Nous entendions à travers les portes et les cloisons : « Dehors... dehors... manants... cuistres... dehors gredins... dehors... dehors. »
Mélanie se précipita, puis revint aussitôt m'appeler à l'aide. J'accourus. En face de mon oncle soulevé par la colère, presque debout et vociférant, deux hommes, l'un derrière l'autre, semblaient attendre qu'il fût mort de fureur.
A sa longue redingote ridicule, à ses longs souliers anglais, à son air d'instituteur sans place, à son col droit et à sa cravate blanche, à ses cheveux plats, à sa figure humble de faux prêtre d'une religion bâtarde, je reconnus aussitôt le premier pour un pasteur protestant.

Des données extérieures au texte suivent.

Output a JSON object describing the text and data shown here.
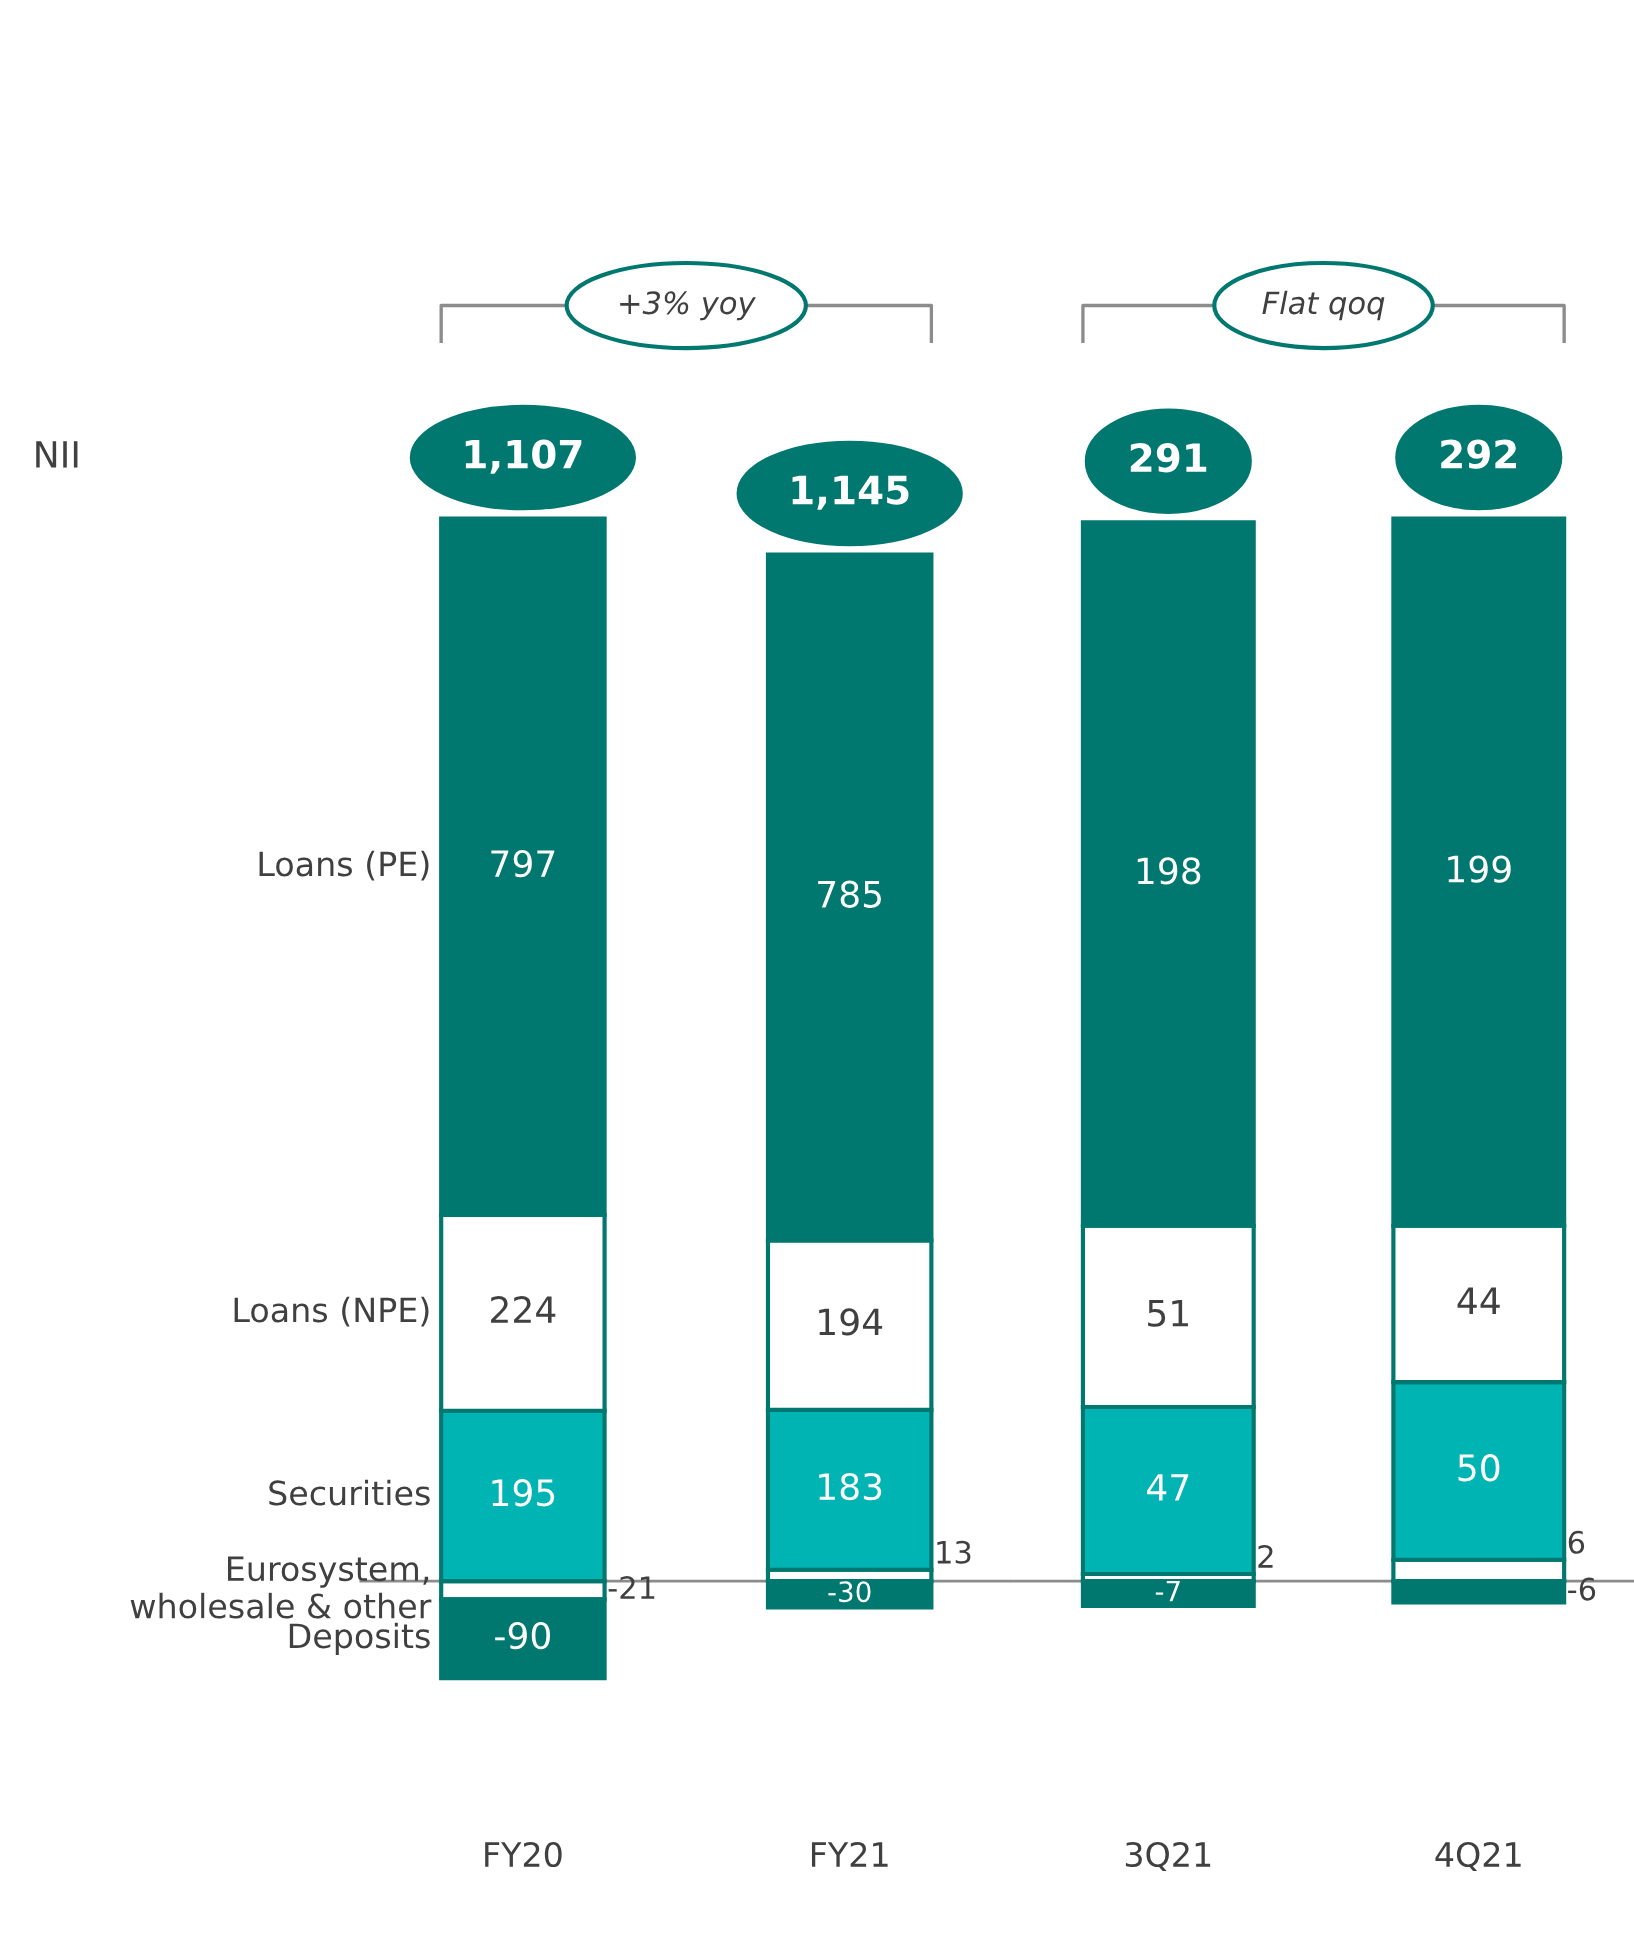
{
  "chart_data": [
    {
      "type": "bar",
      "stacked": true,
      "ylabel": "NII",
      "categories": [
        "FY20",
        "FY21"
      ],
      "tick_labels": "x",
      "data_labels": true,
      "legend": false,
      "grid": false,
      "series": [
        {
          "name": "Eurosystem,\nwholesale & other",
          "color": "#ffffff",
          "values": [
            -21,
            13
          ]
        },
        {
          "name": "Securities",
          "color": "#00b4b4",
          "values": [
            195,
            183
          ]
        },
        {
          "name": "Loans (NPE)",
          "color": "#ffffff",
          "values": [
            224,
            194
          ]
        },
        {
          "name": "Loans (PE)",
          "color": "#00786f",
          "values": [
            797,
            785
          ]
        },
        {
          "name": "Deposits",
          "color": "#00786f",
          "values": [
            -90,
            -30
          ]
        }
      ],
      "totals": [
        "1,107",
        "1,145"
      ],
      "annotations": [
        "+3% yoy"
      ],
      "ref_lines": [
        {
          "axis": "y",
          "value": 0,
          "color": "#8c8c8c"
        }
      ]
    },
    {
      "type": "bar",
      "stacked": true,
      "categories": [
        "3Q21",
        "4Q21"
      ],
      "tick_labels": "x",
      "data_labels": true,
      "legend": false,
      "grid": false,
      "series": [
        {
          "color": "#ffffff",
          "values": [
            2,
            6
          ]
        },
        {
          "color": "#00b4b4",
          "values": [
            47,
            50
          ]
        },
        {
          "color": "#ffffff",
          "values": [
            51,
            44
          ]
        },
        {
          "color": "#00786f",
          "values": [
            198,
            199
          ]
        },
        {
          "color": "#00786f",
          "values": [
            -7,
            -6
          ]
        }
      ],
      "totals": [
        "291",
        "292"
      ],
      "annotations": [
        "Flat qoq"
      ],
      "ref_lines": [
        {
          "axis": "y",
          "value": 0,
          "color": "#8c8c8c"
        }
      ]
    }
  ]
}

Le second était le concierge de la maison qui, appartenant au culte réformé, nous avait suivis, avait vu notre défaite, et avait couru chercher son prêtre à lui, dans l'espoir d'un meilleur sort.
Mon oncle semblait fou de rage ! Si la vue du prêtre catholique, du prêtre de ses ancêtres, avait irrité le marquis de Fumerol devenu libre-penseur, l'aspect du ministre de son portier le mettait tout à fait hors de lui.